Delvey tells The New York Times that she was “horrified” to learn the rabbits had been released. She says that she was not involved in any arrangements and that Batty had offered to get the bunnies.

“I felt ashamed and embarrassed to be associated with it,” Delvey says.

She adds: “Usually, when you collaborate with a photographer, you kind of let them direct you, because it’s also their creative work.”

However, photographer Jasper Soloff’s lawyer disputed Delvey’s account. He says that Soloff had simply been hired to photograph Delvey and “had no knowledge or input as to how the bunnies were obtained or what happened to them after the photo shoot.”

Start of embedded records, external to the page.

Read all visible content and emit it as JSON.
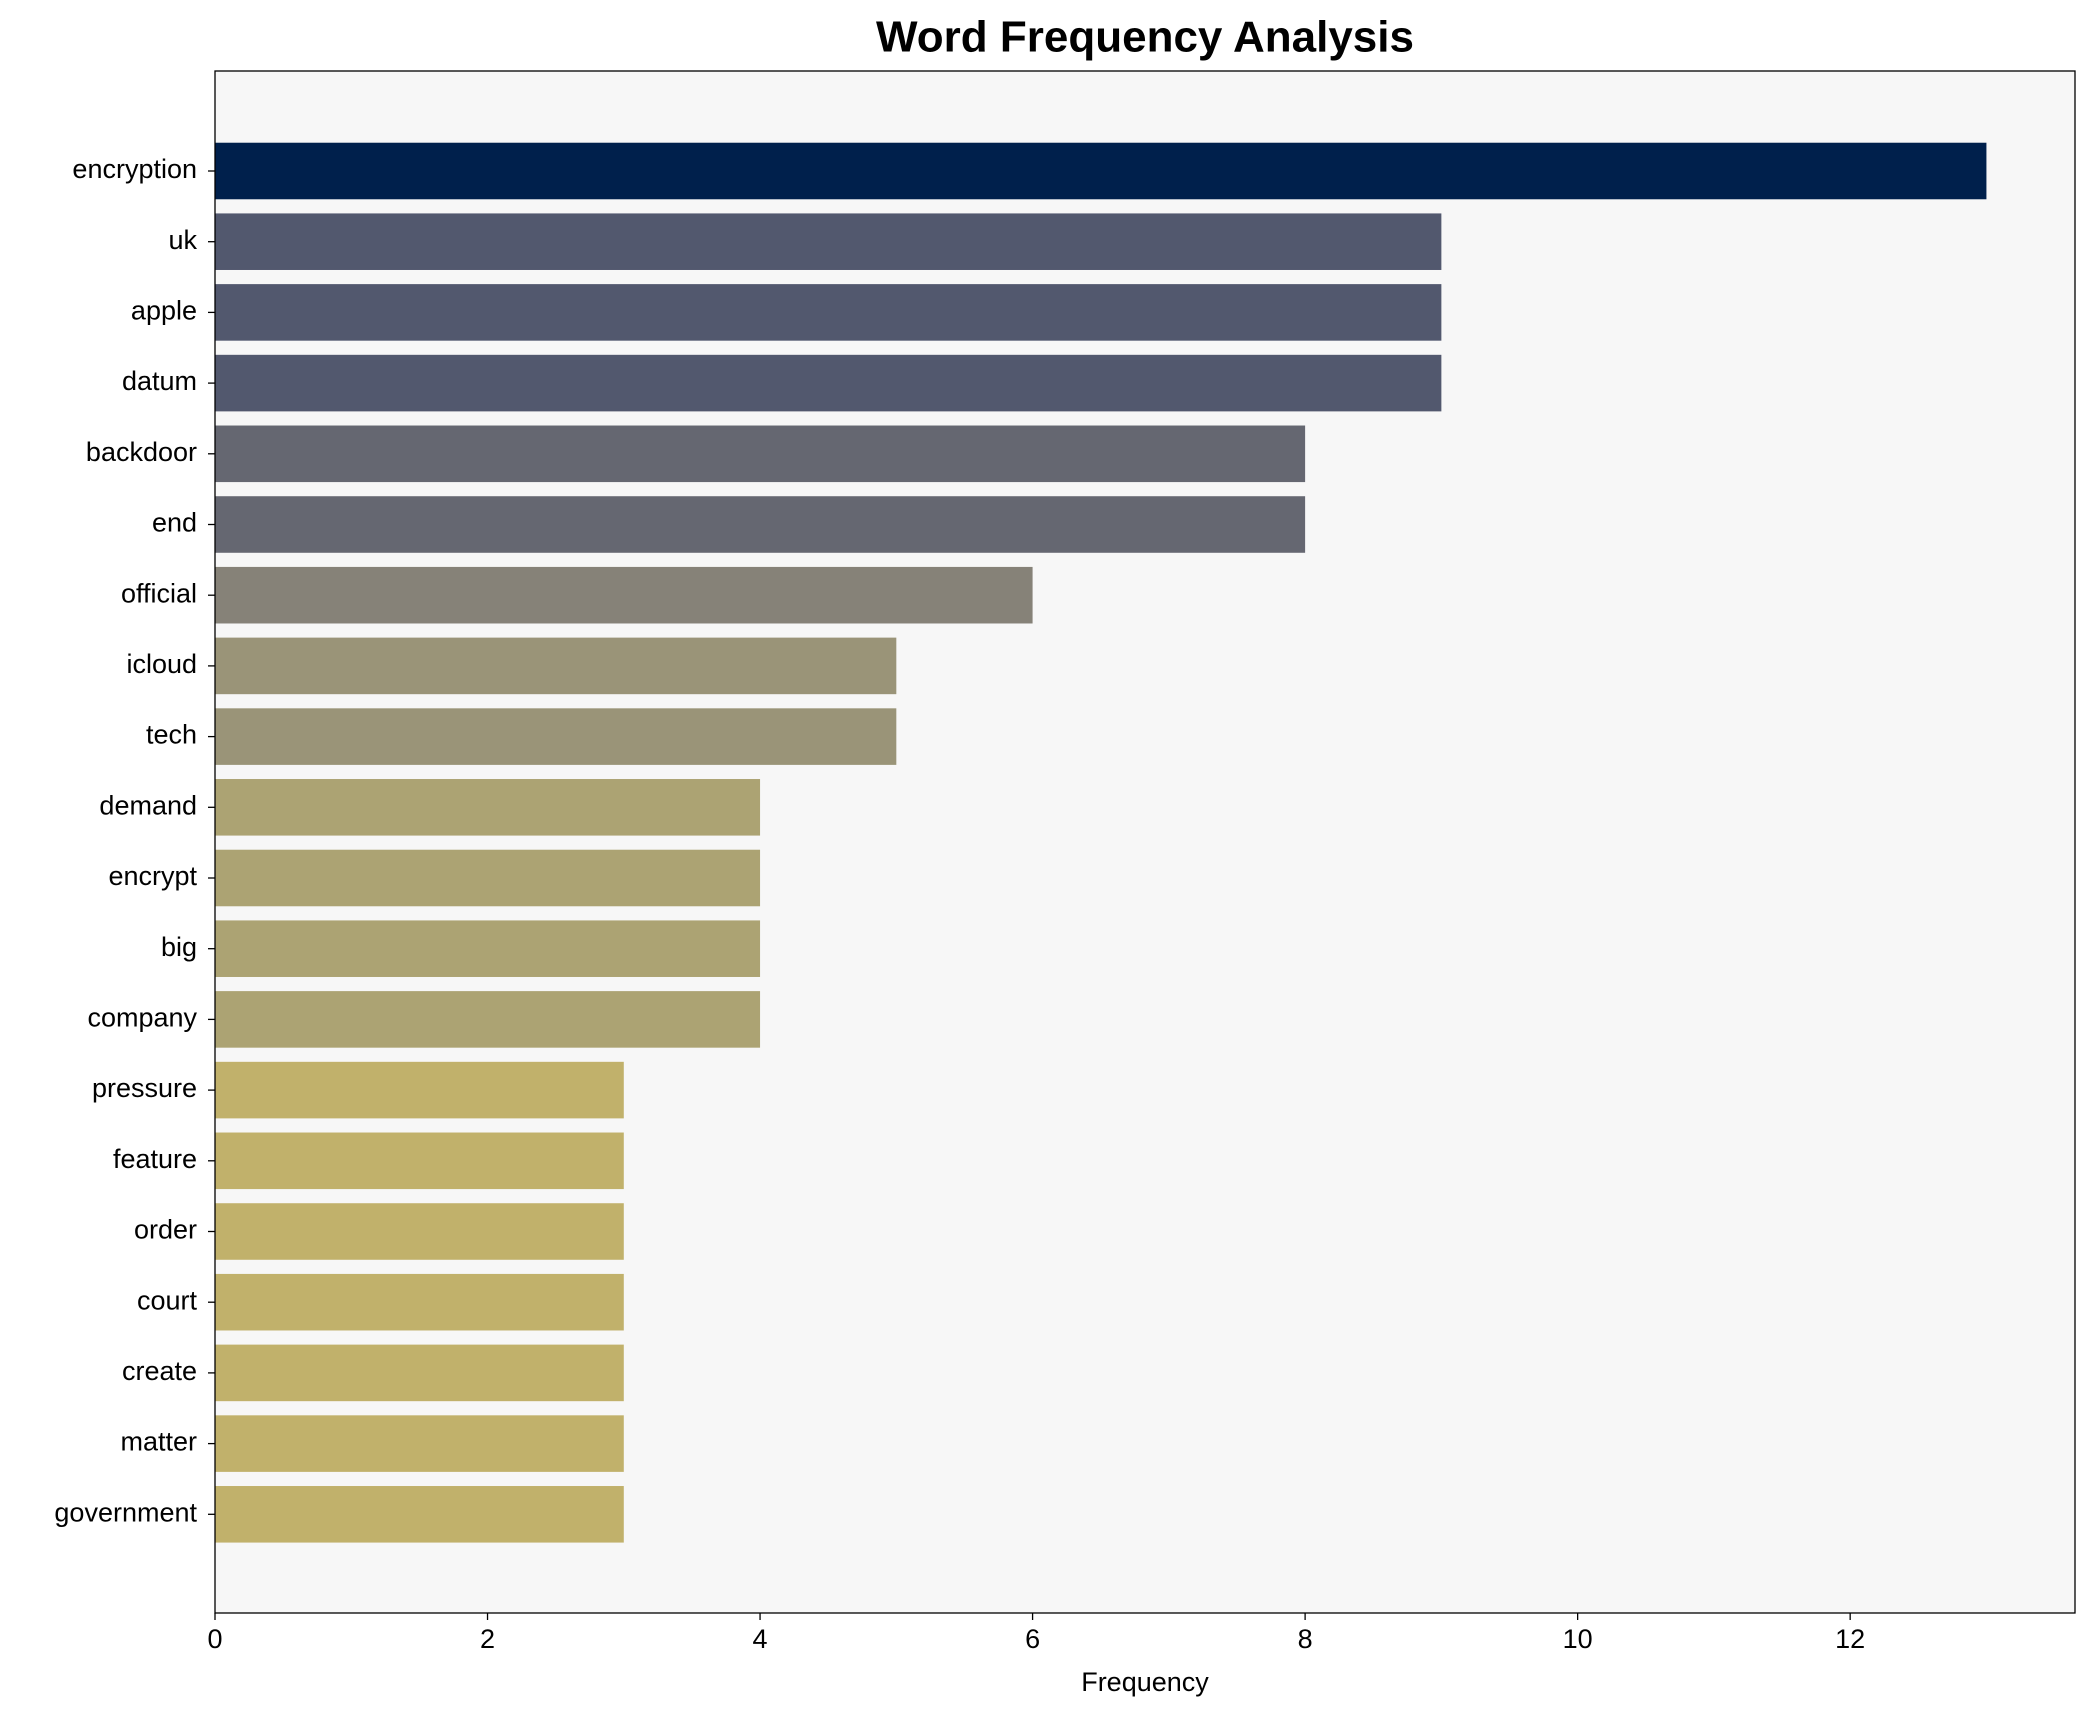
{
  "chart_data": {
    "type": "barh",
    "title": "Word Frequency Analysis",
    "xlabel": "Frequency",
    "categories": [
      "encryption",
      "uk",
      "apple",
      "datum",
      "backdoor",
      "end",
      "official",
      "icloud",
      "tech",
      "demand",
      "encrypt",
      "big",
      "company",
      "pressure",
      "feature",
      "order",
      "court",
      "create",
      "matter",
      "government"
    ],
    "values": [
      13,
      9,
      9,
      9,
      8,
      8,
      6,
      5,
      5,
      4,
      4,
      4,
      4,
      3,
      3,
      3,
      3,
      3,
      3,
      3
    ],
    "colors": [
      "#00204c",
      "#52586e",
      "#52586e",
      "#52586e",
      "#656771",
      "#656771",
      "#868278",
      "#9a9478",
      "#9a9478",
      "#aca373",
      "#aca373",
      "#aca373",
      "#aca373",
      "#c1b16b",
      "#c1b16b",
      "#c1b16b",
      "#c1b16b",
      "#c1b16b",
      "#c1b16b",
      "#c1b16b"
    ],
    "xlim": [
      0,
      13.65
    ],
    "xticks": [
      0,
      2,
      4,
      6,
      8,
      10,
      12
    ]
  }
}
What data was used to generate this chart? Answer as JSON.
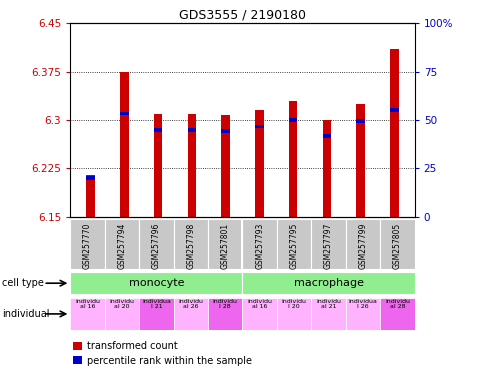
{
  "title": "GDS3555 / 2190180",
  "samples": [
    "GSM257770",
    "GSM257794",
    "GSM257796",
    "GSM257798",
    "GSM257801",
    "GSM257793",
    "GSM257795",
    "GSM257797",
    "GSM257799",
    "GSM257805"
  ],
  "red_values": [
    6.215,
    6.375,
    6.31,
    6.31,
    6.308,
    6.315,
    6.33,
    6.3,
    6.325,
    6.41
  ],
  "blue_values": [
    6.21,
    6.31,
    6.285,
    6.285,
    6.283,
    6.29,
    6.3,
    6.275,
    6.298,
    6.315
  ],
  "ymin": 6.15,
  "ymax": 6.45,
  "yticks": [
    6.15,
    6.225,
    6.3,
    6.375,
    6.45
  ],
  "ytick_labels": [
    "6.15",
    "6.225",
    "6.3",
    "6.375",
    "6.45"
  ],
  "y2ticks_pct": [
    0,
    25,
    50,
    75,
    100
  ],
  "y2tick_labels": [
    "0",
    "25",
    "50",
    "75",
    "100%"
  ],
  "bar_width": 0.25,
  "red_color": "#CC0000",
  "blue_color": "#0000CC",
  "bar_bottom": 6.15,
  "cell_type_labels": [
    "monocyte",
    "macrophage"
  ],
  "cell_type_ranges": [
    [
      0,
      4
    ],
    [
      5,
      9
    ]
  ],
  "cell_type_color": "#90EE90",
  "individual_labels": [
    "individu\nal 16",
    "individu\nal 20",
    "individua\nl 21",
    "individu\nal 26",
    "individu\nl 28",
    "individu\nal 16",
    "individu\nl 20",
    "individu\nal 21",
    "individua\nl 26",
    "individu\nal 28"
  ],
  "individual_colors": [
    "#FFB3FF",
    "#FFB3FF",
    "#EE66EE",
    "#FFB3FF",
    "#EE66EE",
    "#FFB3FF",
    "#FFB3FF",
    "#FFB3FF",
    "#FFB3FF",
    "#EE66EE"
  ],
  "sample_box_color": "#C8C8C8",
  "legend_red": "transformed count",
  "legend_blue": "percentile rank within the sample",
  "left_tick_color": "#CC0000",
  "right_tick_color": "#0000CC"
}
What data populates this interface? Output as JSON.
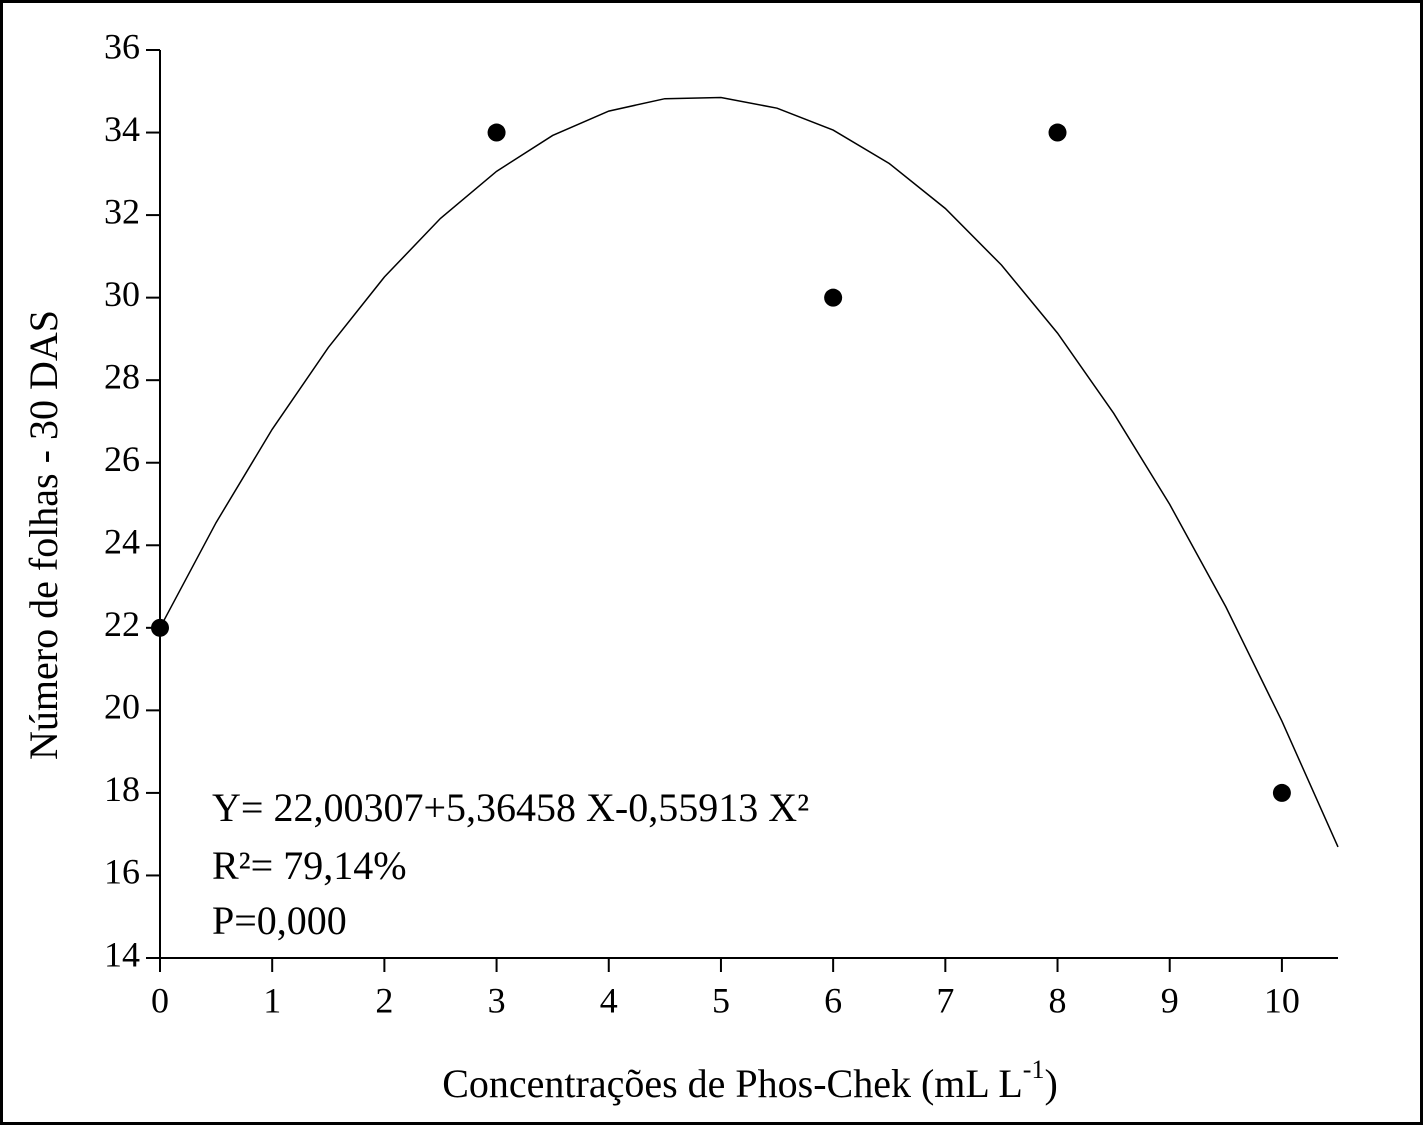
{
  "chart_data": {
    "type": "scatter",
    "x_label": [
      "Concentrações de Phos-Chek (mL L",
      "-1",
      ")"
    ],
    "y_label": "Número de folhas - 30 DAS",
    "annotations": [
      "Y= 22,00307+5,36458 X-0,55913 X²",
      "R²= 79,14%",
      "P=0,000"
    ],
    "x": [
      0,
      3,
      6,
      8,
      10
    ],
    "values": [
      22,
      34,
      30,
      34,
      18
    ],
    "color": "#000000",
    "fit": {
      "x": [
        0,
        0.5,
        1,
        1.5,
        2,
        2.5,
        3,
        3.5,
        4,
        4.5,
        5,
        5.5,
        6,
        6.5,
        7,
        7.5,
        8,
        8.5,
        9,
        9.5,
        10,
        10.5
      ],
      "values": [
        22.0,
        24.55,
        26.81,
        28.79,
        30.5,
        31.92,
        33.06,
        33.93,
        34.52,
        34.82,
        34.85,
        34.59,
        34.06,
        33.25,
        32.16,
        30.79,
        29.14,
        27.2,
        24.99,
        22.51,
        19.74,
        16.69
      ]
    },
    "xlim": [
      0,
      10.5
    ],
    "xticks": [
      0,
      1,
      2,
      3,
      4,
      5,
      6,
      7,
      8,
      9,
      10
    ],
    "ylim": [
      14,
      36
    ],
    "yticks": [
      14,
      16,
      18,
      20,
      22,
      24,
      26,
      28,
      30,
      32,
      34,
      36
    ],
    "grid": false
  }
}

“This was not Jasper’s photo shoot, and he did not arrange any of the details surrounding it,” the photographer’s lawyer Gary Adelman tells the news outlet.

After Chao made the news of the abandoned bunnies public, Delvey also shared screenshots of her texts with Batty on her Instagram story, according to The Daily Beast. Delvey insisted she was innocent, and posted a photo of a $1,000 donation to a rabbit rescue nonprofit.

“I’m pretty sure they’re all pretty complicit, and if they had wanted to do the right thing, they could have, and they didn’t,” Chao tells The Daily Beast in a further statement.

Delvey, who posed as a wealthy German heiress in the 2010s, spent nearly four years in prison for defrauding New York’s elite and another 18 months in immigration detention for overstaying her visa. She has since reinvented herself as a celebrity, doing photo shoots and appearing on Dancing With the Stars.